François Dufrêne adhère au Mouvement Lettriste en 1946. Il se lie d’amitié avec Yves Klein en 1950, puis avec Raymond Hains et Jacques Villeglé en 1954. Il découvre en 1957 les « dessous » des affiches lacérées par les passants anonymes, constitués par les empreintes que les couches de papier laissent les unes sur les autres.

Il les expose dès 1959, notamment à la Première Biennale de Paris.

En 1960, il est invité à créer une « Salle d’Art dit Expérimental » au Salon Comparaisons.

La même année, il contribue, avec  Klein, Tinguely, Arman, Hains et Villeglé à la fondation du premier groupe nouveau réaliste (Exposition Galerie Appolinaire à Milan) auquel se joindront successivement, pour former le « groupe » des Nouveaux Réalistes  les artistes Spoerri, Raysse, César, Rotella, Nicky de St-Phalle, Christo et  Deschamps. Il a participé à toutes les expositions et rétrospectives de ce  fameux « groupe » !

Depuis 1973, il montre également – dans le même esprit – des stencils et « dessous » de stencils ainsi que, depuis 1976, des « bibliothèques » en ouate de cellulose marouflée sur toile, d’un effet plastique différent et très étonnant.

Il a par ailleurs exposé depuis 1977, outre la transcription visuelle (en 30 planches de 100 x 65) des structures sonores de sa « Cantate des Mots Camés », quelques dessins où se décèlent ses antécédents lettristes et son goût du calembour.

Il adhère en tant que poète au Mouvement Lettriste dès 1946 et participe à toutes ses manifestations jusqu’en 1953. Après quoi sa production suit deux directions bien distinctes :

  • Les « crirythmes ultra-lettristes » explorent dans la voie d’un automatisme organique les possibilités vocales d’une musique concrète, forme d’expression fondée sur la spontanéité et sans partition d’aucune sorte, directement enregistrée au magnétophone.
  • Le « Tombeau de Pierre Larousse » ou « TPL » (1958) et ses Suites (Hurly burly-ric Rock, Récitativo all’italiana…) mettent en oeuvre un détournement des mots du dictionnaire à des fins purement phonétiques.

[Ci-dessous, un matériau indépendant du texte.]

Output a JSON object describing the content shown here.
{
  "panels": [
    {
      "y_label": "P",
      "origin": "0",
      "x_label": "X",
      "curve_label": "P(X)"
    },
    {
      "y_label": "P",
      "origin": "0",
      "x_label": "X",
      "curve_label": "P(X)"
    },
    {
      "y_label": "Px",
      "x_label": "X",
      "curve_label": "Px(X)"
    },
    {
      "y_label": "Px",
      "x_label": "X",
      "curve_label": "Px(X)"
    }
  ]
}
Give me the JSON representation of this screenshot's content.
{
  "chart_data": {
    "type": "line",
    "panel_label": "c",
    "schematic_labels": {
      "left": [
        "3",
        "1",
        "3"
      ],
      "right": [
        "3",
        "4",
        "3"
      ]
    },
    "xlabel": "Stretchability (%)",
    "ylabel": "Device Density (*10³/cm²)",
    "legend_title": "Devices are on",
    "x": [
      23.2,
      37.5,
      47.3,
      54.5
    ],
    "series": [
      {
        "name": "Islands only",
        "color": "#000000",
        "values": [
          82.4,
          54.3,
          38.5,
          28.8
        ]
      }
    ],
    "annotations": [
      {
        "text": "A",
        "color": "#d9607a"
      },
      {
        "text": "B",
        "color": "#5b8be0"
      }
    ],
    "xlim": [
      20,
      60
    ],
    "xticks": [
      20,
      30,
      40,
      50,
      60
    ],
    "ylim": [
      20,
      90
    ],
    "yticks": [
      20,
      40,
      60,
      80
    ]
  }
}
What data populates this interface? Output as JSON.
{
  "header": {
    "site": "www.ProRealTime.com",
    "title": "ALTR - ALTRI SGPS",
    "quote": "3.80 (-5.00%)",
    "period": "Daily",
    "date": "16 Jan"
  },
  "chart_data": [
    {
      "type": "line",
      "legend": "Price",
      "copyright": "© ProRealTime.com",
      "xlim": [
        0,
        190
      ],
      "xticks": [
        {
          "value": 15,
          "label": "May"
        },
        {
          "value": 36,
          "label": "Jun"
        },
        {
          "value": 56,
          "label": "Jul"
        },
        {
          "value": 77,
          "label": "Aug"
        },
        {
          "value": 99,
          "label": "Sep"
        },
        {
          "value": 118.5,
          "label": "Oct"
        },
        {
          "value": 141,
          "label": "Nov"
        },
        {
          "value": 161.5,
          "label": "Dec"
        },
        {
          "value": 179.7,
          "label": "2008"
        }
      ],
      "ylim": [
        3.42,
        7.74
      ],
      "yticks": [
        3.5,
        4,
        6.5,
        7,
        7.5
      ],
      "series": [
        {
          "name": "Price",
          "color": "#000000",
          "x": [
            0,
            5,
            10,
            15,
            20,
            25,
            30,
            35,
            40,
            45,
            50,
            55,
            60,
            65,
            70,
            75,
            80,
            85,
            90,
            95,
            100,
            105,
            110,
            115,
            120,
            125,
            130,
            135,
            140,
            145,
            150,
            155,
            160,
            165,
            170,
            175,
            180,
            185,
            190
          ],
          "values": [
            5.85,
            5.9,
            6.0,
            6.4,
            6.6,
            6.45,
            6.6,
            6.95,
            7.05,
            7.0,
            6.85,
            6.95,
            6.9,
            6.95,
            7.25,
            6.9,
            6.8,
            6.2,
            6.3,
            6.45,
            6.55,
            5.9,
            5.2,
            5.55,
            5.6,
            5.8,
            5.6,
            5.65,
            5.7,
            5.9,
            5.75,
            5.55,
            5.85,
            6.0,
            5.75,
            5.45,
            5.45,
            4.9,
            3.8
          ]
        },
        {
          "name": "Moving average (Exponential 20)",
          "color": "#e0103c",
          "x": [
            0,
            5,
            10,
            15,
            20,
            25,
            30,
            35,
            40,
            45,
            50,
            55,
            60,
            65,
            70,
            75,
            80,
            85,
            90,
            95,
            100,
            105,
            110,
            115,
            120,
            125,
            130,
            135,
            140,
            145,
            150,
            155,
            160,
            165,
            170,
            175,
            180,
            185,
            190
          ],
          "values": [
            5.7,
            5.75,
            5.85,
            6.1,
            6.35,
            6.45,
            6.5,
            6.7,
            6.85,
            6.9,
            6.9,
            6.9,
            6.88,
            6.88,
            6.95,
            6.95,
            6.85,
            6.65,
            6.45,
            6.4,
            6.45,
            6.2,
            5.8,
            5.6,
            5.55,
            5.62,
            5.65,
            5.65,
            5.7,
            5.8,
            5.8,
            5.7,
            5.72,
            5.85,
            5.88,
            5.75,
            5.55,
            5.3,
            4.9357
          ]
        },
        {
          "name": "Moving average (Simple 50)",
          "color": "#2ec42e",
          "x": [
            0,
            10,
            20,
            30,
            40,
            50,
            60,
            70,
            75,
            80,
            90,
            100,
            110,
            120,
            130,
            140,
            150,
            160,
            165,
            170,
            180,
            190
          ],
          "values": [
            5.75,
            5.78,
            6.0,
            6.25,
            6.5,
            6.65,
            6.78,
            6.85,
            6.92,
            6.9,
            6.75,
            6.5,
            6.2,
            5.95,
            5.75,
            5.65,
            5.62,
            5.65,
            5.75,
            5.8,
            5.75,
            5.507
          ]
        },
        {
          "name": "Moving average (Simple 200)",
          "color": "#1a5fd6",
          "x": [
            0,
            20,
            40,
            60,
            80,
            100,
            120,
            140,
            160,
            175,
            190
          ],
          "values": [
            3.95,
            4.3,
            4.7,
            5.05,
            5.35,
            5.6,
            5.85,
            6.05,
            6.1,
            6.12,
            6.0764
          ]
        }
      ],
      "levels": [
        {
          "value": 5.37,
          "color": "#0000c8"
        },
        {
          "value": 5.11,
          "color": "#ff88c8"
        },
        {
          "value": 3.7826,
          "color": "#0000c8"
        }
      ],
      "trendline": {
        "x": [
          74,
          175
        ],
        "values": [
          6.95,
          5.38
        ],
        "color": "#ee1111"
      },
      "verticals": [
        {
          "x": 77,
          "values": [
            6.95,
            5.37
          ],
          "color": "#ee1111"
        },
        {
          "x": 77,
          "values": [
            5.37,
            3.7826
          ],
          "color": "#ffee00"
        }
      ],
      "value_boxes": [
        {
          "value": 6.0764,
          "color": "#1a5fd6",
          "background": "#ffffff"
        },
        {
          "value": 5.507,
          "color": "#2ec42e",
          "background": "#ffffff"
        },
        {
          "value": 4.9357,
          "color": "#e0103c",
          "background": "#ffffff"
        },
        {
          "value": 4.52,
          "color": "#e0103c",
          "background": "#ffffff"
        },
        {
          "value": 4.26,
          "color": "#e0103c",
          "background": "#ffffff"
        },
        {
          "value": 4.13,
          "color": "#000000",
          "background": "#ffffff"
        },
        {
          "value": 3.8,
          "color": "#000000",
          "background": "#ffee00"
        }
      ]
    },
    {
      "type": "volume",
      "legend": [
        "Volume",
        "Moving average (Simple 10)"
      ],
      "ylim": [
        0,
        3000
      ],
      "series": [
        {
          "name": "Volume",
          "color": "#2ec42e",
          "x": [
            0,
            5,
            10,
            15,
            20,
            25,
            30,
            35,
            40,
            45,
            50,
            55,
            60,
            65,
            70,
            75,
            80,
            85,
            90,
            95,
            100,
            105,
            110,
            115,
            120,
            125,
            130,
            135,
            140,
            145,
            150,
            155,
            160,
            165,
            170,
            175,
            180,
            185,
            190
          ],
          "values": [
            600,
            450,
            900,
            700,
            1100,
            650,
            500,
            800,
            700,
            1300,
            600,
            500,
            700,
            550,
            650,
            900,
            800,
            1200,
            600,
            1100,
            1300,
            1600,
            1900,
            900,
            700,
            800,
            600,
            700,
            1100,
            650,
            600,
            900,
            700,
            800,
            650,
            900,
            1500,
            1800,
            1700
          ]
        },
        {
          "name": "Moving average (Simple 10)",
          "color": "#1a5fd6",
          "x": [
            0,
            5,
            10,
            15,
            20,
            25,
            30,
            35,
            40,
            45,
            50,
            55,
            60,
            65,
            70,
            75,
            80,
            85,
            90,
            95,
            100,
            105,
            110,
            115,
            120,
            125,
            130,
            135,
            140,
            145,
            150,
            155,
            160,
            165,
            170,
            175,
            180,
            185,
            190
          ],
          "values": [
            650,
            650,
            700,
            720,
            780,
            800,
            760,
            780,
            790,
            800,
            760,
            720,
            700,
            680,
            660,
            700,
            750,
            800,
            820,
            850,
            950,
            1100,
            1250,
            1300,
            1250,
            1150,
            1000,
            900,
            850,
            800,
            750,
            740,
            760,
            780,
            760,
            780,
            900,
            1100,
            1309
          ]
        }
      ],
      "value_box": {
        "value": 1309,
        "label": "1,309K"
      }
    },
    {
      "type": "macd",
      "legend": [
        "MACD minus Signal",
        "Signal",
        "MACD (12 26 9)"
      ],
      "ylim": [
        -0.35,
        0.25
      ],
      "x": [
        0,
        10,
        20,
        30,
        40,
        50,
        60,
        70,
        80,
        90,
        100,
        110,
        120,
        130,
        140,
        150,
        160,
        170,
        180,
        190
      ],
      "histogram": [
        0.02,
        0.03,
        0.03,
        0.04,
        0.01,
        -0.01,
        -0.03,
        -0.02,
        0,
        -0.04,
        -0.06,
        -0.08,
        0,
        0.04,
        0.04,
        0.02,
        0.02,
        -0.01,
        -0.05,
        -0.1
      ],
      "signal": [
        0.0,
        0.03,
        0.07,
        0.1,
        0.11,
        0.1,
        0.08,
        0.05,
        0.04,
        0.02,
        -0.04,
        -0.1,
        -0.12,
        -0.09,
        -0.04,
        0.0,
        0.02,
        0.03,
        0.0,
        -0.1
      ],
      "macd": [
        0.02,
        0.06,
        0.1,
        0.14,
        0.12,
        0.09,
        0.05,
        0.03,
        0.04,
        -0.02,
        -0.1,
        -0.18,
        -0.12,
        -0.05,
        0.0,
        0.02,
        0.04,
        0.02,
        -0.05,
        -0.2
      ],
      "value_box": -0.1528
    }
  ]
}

Les « Comptines » et les « Chansons » ainsi que les « Inutiles Notules pour l’Optique Moderne de Daniel Spoerri » (1963) exploitent, quant à elles, les interférences du son, du sens et du non-sens – ou de leurs faux et vrais semblants.

Avec la Cantate des Mots Camés (1977) le but recherché était de faire lever la dimension sémantique sur la base de combinaisons syllabiques obligées. Le poème s’enfante « de lui-même » (il aura travaillé plus de cinq ans sur la Cantate …) à partir d’une syllabe mère et à travers des contraintes extrêmement strictes, un peu à la façon d’une fugue : chaque syllabe devant trouver son homophonie (à une distance maximale de cinq vers), la syntaxe, réintégrée, se voit toutefois, de par les règles du jeu, réduite à quelques figures. Ici, comme de « raison », la Rime fait de la Cantate son chant de gloire.

Il est l’auteur d’un film imaginaire sans écran ni pellicule « Tambours du jugement premier » (1952) présenté en marge du Festival de Cannes la même année,  puis en 1973, à l’Atelier de Création (France Culture),  en 1981, dans le cadre de l’exposition Paris-Paris,   au Centre Georges Pompidou et, en 1982, dans « Trente Ans de Cinéma Expérimental en France », Centre Georges Pompidou.